METAREASONING AGENT Tutorial
"When Should I Think Hard vs Answer Fast?"
The agent shows:
1. Rapid vs. deep reasoning
2. Cognitive strategy: Choosing the right one
3. Adaptive intelligence
""")
MetaReasoningAgent = agent()
test_queries = [
"What is the capital of France?",
"Calculate 156 * 23",
"Why do birds migrate south for winter?",
"What is the latest news today?",
"Hello!",
"If all humans need oxygen and John is human, what can we conclude?",
]
Test_queries for Q:
agent.process_query(q, verbose=True)
time.sleep(0.5)
agent.show_stats()
print("nTutorial complete!")
print("• Meta-reasoning chooses how to think")
print("• Different queries need different strategies")
print("• Smart agents adapt reasoning dynamicallyn")
To demonstrate the abilities of this agent, we built a demonstration runner. Watch as the agent selects its strategies and responds to our queries. We get to experience adaptive reasoning in action as we work with the system. Click here to see the FULL CODE NOTEBOOK.
If __name__ is equal to "__main__":
run_tutorial()
Initialize the tutorial using a main block. The demonstration is run and we can see the complete meta-reasoning system in action. While we are executing this we finish the journey of a design into a fully functional adaptive agent.

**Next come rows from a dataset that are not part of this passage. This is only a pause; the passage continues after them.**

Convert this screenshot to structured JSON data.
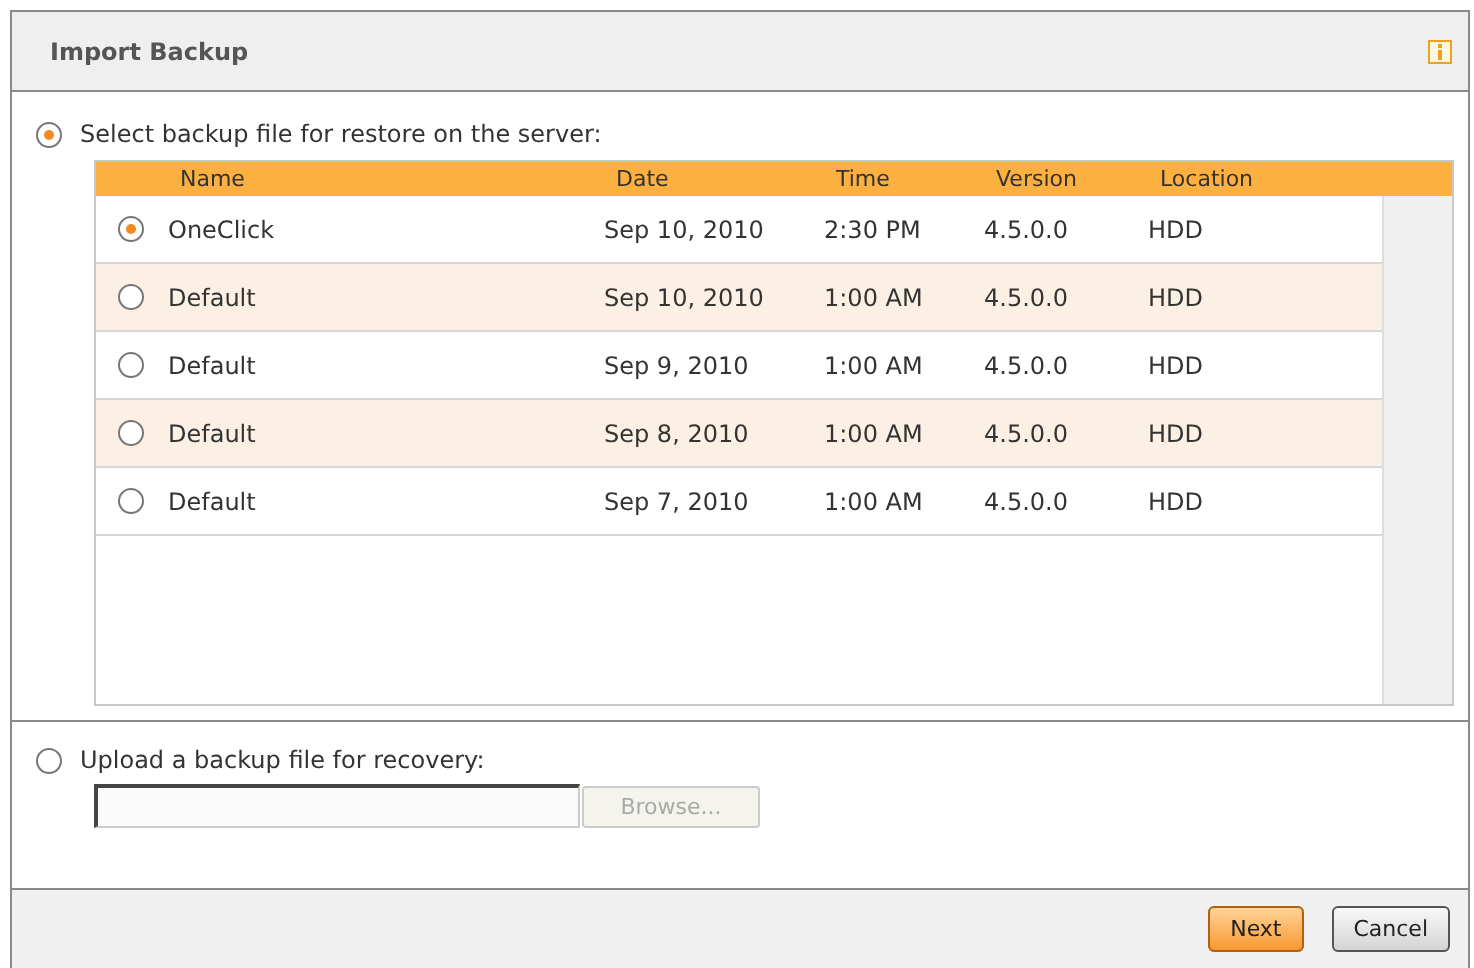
{
  "dialog": {
    "title": "Import Backup"
  },
  "options": [
    {
      "label": "Select backup file for restore on the server:",
      "selected": true
    },
    {
      "label": "Upload a backup file for recovery:",
      "selected": false
    }
  ],
  "table": {
    "columns": [
      "Name",
      "Date",
      "Time",
      "Version",
      "Location"
    ],
    "rows": [
      {
        "selected": true,
        "cells": [
          "OneClick",
          "Sep 10, 2010",
          "2:30 PM",
          "4.5.0.0",
          "HDD"
        ]
      },
      {
        "selected": false,
        "cells": [
          "Default",
          "Sep 10, 2010",
          "1:00 AM",
          "4.5.0.0",
          "HDD"
        ]
      },
      {
        "selected": false,
        "cells": [
          "Default",
          "Sep 9, 2010",
          "1:00 AM",
          "4.5.0.0",
          "HDD"
        ]
      },
      {
        "selected": false,
        "cells": [
          "Default",
          "Sep 8, 2010",
          "1:00 AM",
          "4.5.0.0",
          "HDD"
        ]
      },
      {
        "selected": false,
        "cells": [
          "Default",
          "Sep 7, 2010",
          "1:00 AM",
          "4.5.0.0",
          "HDD"
        ]
      }
    ]
  },
  "upload": {
    "browse": {
      "label": "Browse...",
      "disabled": true
    }
  },
  "buttons": [
    {
      "label": "Next",
      "kind": "primary"
    },
    {
      "label": "Cancel",
      "kind": "secondary"
    }
  ]
}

As a conclusion, we can see that building a meta reasoning agent allows us move away from fixed patterns of responses towards adaptive intelligence. The agent is observed analyzing each query and selecting the best reasoning mode. It then executes this efficiently, while monitoring its performance. Through the design and experimentation of these components, practical insights are gained into how agents with advanced capabilities can optimize their effort, self-regulate and achieve better outcomes.
Click here to find out more FULL CODE NOTEBOOK. Check out our GitHub Page for Tutorials, Codes and Notebooks. Also, feel free to follow us on Twitter Join our Facebook group! 100k+ ML SubReddit Subscribe Now our Newsletter. Wait! Are you using Telegram? now you can join us on telegram as well.
Asif Razzaq serves as the CEO at Marktechpost Media Inc. As an entrepreneur, Asif has a passion for harnessing Artificial Intelligence to benefit society. Marktechpost is his latest venture, a media platform that focuses on Artificial Intelligence. It is known for providing in-depth news coverage about machine learning, deep learning, and other topics. The content is technically accurate and easy to understand by an audience of all backgrounds. This platform has over 2,000,000 monthly views which shows its popularity.